La victoire écrasante de Barack Obama n'est pas simplement une réaction


populaire à la crise économique ou un verdict condamnant un président
impopulaire, même si le jugement rendu sur George W. Bush est important.
En choisissant Obama et un Congrès majoritairement démocrate, le pays a
définitivement mis fin à une ère conservatrice fondée sur trois mythes :
qu'un parti pouvait gouverner avec succès tout en dénigrant constamment
le rôle du gouvernement ; que les Américains étaient divisés dans un conflit
moral irrépressible opposant la "vraie Amérique" à quelque pâle imitation ;
et que le capitalisme pouvait réussir sans l'intervention d'un gouvernement
actif pour le réguler dans l'intérêt public et redistribuer raisonnablement les
profits afin de réduire les inégalités.

John McCain croyait qu'il pouvait gagner en accusant Obama d'être un


"socialiste" qui avait promis de "distribuer les richesses". Mais une grande
majorité de gens veulent bien distribuer les richesses si cela signifie des
soins de santé, des retraites et une éducation supérieure pour tous, ou
demander aux plus riches d'assumer une part un tout petit peu plus grande
du fardeau fiscal.

"John McCain appelle ça du socialisme", a déclaré Obama lors d'un meeting


à Pittsburgh la semaine dernière. "Moi, j'appelle ça l'égalité des chances."
Les électeurs lui ont donné raison.

Depuis les années Nixon, les conservateurs disent s'exprimer au nom de la


"majorité silencieuse". Obama représente la majorité de l'avenir. La majorité
d'un pays dynamique, de plus en plus à l'aise avec sa diversité, en phase
avec l'optimisme d'une jeunesse qui regarde vers l'avenir. Elle comprend de
nouveaux électeurs des banlieues aisées et de l'exurbia [de grandes
banlieues résidentielles] dont les priorités sont résolument pratiques –
emplois, écoles, transports – et qui n'apprécient pas les querelles
hargneuses à propos du mariage gay, de l'avortement et de l'intégrisme
religieux.

C'est la majorité d'un pays modéré sur les questions de société, qui s'est
reconnu dans le discours d'Obama sur l'importance des pères actifs, des
familles unies et de la responsabilité individuelle. Obama a appelé à une
réduction de l'avortement, et non à son interdiction. Il a mis en avant le rôle
de la foi dans la vie publique, mais il a rejeté la marginalisation des
minorités religieuses et des incroyants. Pour une grande partie du monde,
son deuxième prénom [Hussein] sera tout un symbole, la preuve de
l'attachement des Etats-Unis au pluralisme religieux.

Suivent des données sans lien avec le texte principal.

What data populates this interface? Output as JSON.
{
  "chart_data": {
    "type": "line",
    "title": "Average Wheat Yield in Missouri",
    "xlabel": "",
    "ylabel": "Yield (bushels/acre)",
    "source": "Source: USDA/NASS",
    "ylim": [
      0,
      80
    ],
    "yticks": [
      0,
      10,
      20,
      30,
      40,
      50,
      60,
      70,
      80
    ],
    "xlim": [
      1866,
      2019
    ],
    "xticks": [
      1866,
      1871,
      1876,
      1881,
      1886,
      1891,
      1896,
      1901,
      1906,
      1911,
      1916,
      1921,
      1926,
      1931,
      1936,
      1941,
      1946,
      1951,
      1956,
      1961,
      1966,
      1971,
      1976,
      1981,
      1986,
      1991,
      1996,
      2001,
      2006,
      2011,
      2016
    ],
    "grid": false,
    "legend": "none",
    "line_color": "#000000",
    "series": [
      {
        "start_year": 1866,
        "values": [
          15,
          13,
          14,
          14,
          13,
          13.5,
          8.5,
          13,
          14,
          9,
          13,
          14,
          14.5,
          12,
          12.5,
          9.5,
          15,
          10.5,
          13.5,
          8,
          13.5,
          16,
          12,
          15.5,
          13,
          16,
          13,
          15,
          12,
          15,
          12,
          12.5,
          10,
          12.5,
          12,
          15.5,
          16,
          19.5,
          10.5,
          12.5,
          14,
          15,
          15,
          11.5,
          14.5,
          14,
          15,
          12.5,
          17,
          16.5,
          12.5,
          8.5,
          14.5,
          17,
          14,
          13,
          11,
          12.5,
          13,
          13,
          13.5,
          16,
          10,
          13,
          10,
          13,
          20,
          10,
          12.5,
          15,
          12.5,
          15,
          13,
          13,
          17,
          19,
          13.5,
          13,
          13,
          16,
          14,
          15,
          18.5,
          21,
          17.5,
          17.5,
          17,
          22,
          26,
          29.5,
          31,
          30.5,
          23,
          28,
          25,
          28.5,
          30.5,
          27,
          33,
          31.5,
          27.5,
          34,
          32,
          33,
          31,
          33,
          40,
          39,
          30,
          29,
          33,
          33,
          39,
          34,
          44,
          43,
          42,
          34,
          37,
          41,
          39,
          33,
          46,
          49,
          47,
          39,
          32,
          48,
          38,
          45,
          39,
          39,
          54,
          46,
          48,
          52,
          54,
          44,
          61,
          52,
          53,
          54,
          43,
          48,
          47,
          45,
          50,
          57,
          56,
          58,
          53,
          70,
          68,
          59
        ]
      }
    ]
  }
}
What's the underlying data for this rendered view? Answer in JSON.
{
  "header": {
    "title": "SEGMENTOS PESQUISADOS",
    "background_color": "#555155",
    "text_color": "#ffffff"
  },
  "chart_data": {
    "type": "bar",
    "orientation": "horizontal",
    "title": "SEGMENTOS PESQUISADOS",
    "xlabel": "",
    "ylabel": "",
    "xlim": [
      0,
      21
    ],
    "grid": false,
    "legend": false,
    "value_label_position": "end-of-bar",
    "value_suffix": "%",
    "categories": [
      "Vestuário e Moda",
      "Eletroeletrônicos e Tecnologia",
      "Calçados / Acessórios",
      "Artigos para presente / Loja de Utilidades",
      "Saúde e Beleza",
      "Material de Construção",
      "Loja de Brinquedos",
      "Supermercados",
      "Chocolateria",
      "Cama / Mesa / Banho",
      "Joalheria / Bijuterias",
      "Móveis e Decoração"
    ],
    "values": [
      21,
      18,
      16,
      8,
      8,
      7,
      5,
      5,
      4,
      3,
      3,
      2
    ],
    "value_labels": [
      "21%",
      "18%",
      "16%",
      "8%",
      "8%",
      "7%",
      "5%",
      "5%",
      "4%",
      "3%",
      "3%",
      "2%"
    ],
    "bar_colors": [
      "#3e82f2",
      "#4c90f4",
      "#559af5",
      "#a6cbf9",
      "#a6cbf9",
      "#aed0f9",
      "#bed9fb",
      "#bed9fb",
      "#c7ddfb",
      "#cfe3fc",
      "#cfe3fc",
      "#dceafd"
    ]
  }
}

Non content d'avoir fait sauter la dernière grande barrière raciale, Obama a
parlé de la race comme aucun politique ne l'avait fait avant lui. Il a su
comme personne envisager la question raciale des deux points de vue –
celui des Blancs et celui des Noirs –, tout en assumant pleinement son
identité noire. Il n'est pas postracial. Il est multiracial : ce terme non
seulement le définit en tant qu'individu, mais il caractérise aussi la large
coalition qu'il a constituée et le pays qu'il va diriger.
La tâche qui attend Obama promet d'être écrasante : il a beau avoir des
talents politiques exceptionnels, sa marge de manœuvre sera réduite. Mais
la crise lui donne aussi l'occasion, comme peu de présidents l'ont eue avant
lui, de faire évoluer les mentalités de ses concitoyens, de renouveler le
débat et de changer la vie politique américaine.